Help on method jacfwd in module tensorcircuit.backends.abstract_backend:

jacfwd(f: Callable[..., Any], argnums: Union[int, Sequence[int]] = 0) -> Any method of tensorcircuit.backends.tensorflow_backend.TensorFlowBackend instance
    Compute the Jacobian of ``f`` using the forward mode AD.

    :param f: the function whose Jacobian is required
    :type f: Callable[..., Any]
    :param argnums: the position of the arg as Jacobian input, defaults to 0
    :type argnums: Union[int, Sequence[int]], optional
    :return: outer tuple for input args, inner tuple for outputs
    :rtype: Tensor

Help on method jacrev in module tensorcircuit.backends.abstract_backend:

jacrev(f: Callable[..., Any], argnums: Union[int, Sequence[int]] = 0) -> Any method of tensorcircuit.backends.tensorflow_backend.TensorFlowBackend instance
    Compute the Jacobian of ``f`` using reverse mode AD.

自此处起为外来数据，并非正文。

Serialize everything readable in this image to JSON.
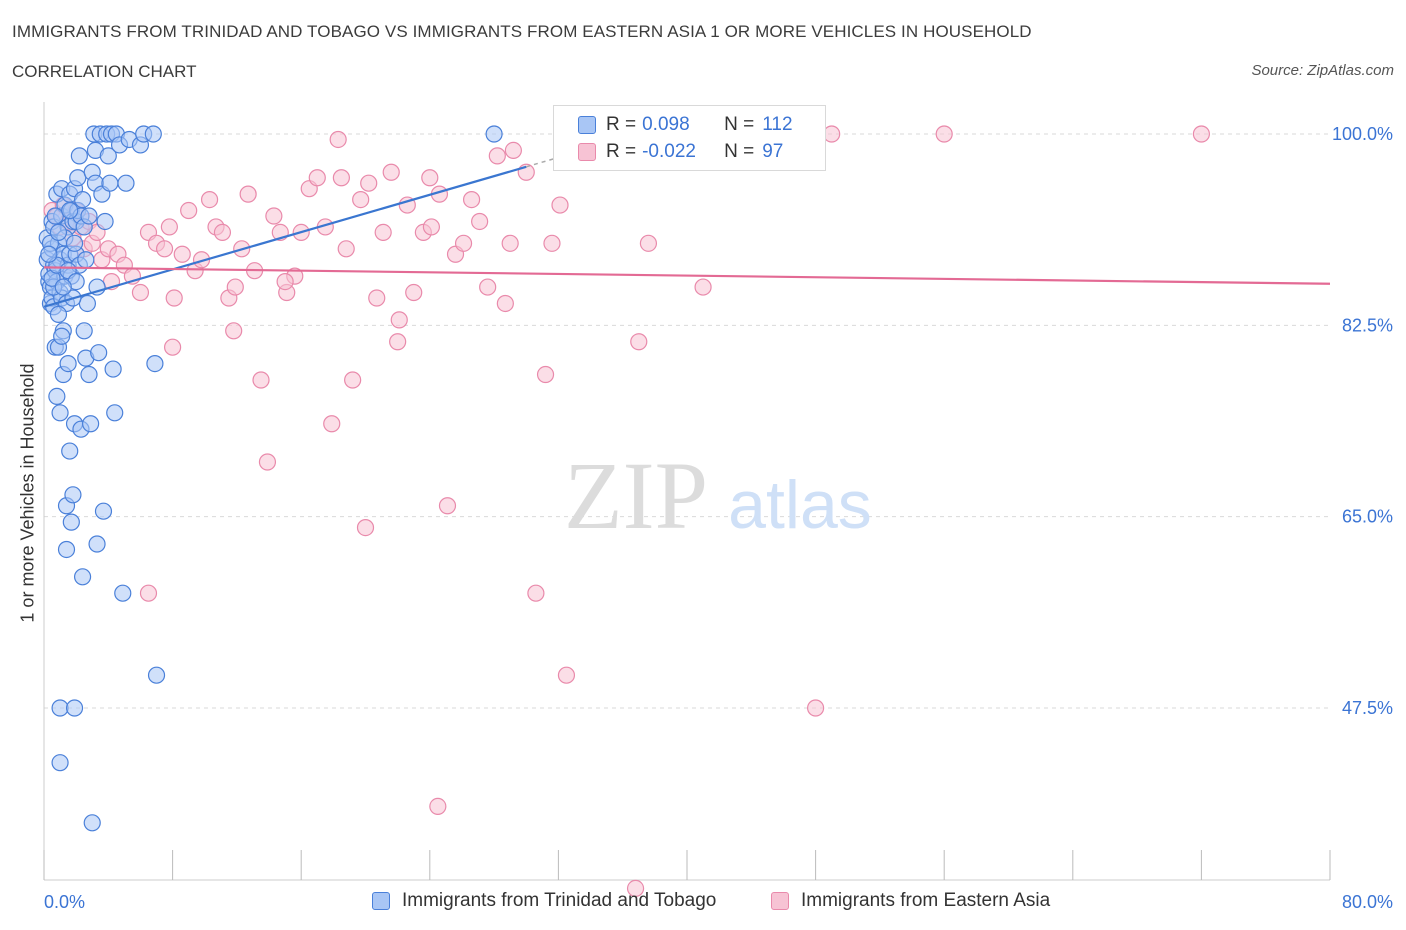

    :param f: The function whose Jacobian is required
    :type f: Callable[..., Any]
    :param argnums: the position of the arg as Jacobian input, defaults to 0
    :type argnums: Union[int, Sequence[int]], optional
    :return: outer tuple for output, inner tuple for input args
    :rtype: Tensor

Help on method stop_gradient in module tensorcircuit.backends.tensorflow_backend:

stop_gradient(a: Any) -> Any method of tensorcircuit.backends.tensorflow_backend.TensorFlowBackend instance
    Stop backpropagation from ``a``.

    :param a: [description]
    :type a: Tensor
    :return: [description]
    :rtype: Tensor

Help on method hessian in module tensorcircuit.backends.abstract_backend:

hessian(f: Callable[..., Any], argnums: Union[int, Sequence[int]] = 0) -> Any method of tensorcircuit.backends.tensorflow_backend.TensorFlowBackend instance

前向 AD#

使用雅可比向量积(jvp),我们可以计算前向 AD 模式下的电路梯度,这在输出元素的数量远大于输入的情况下更合适。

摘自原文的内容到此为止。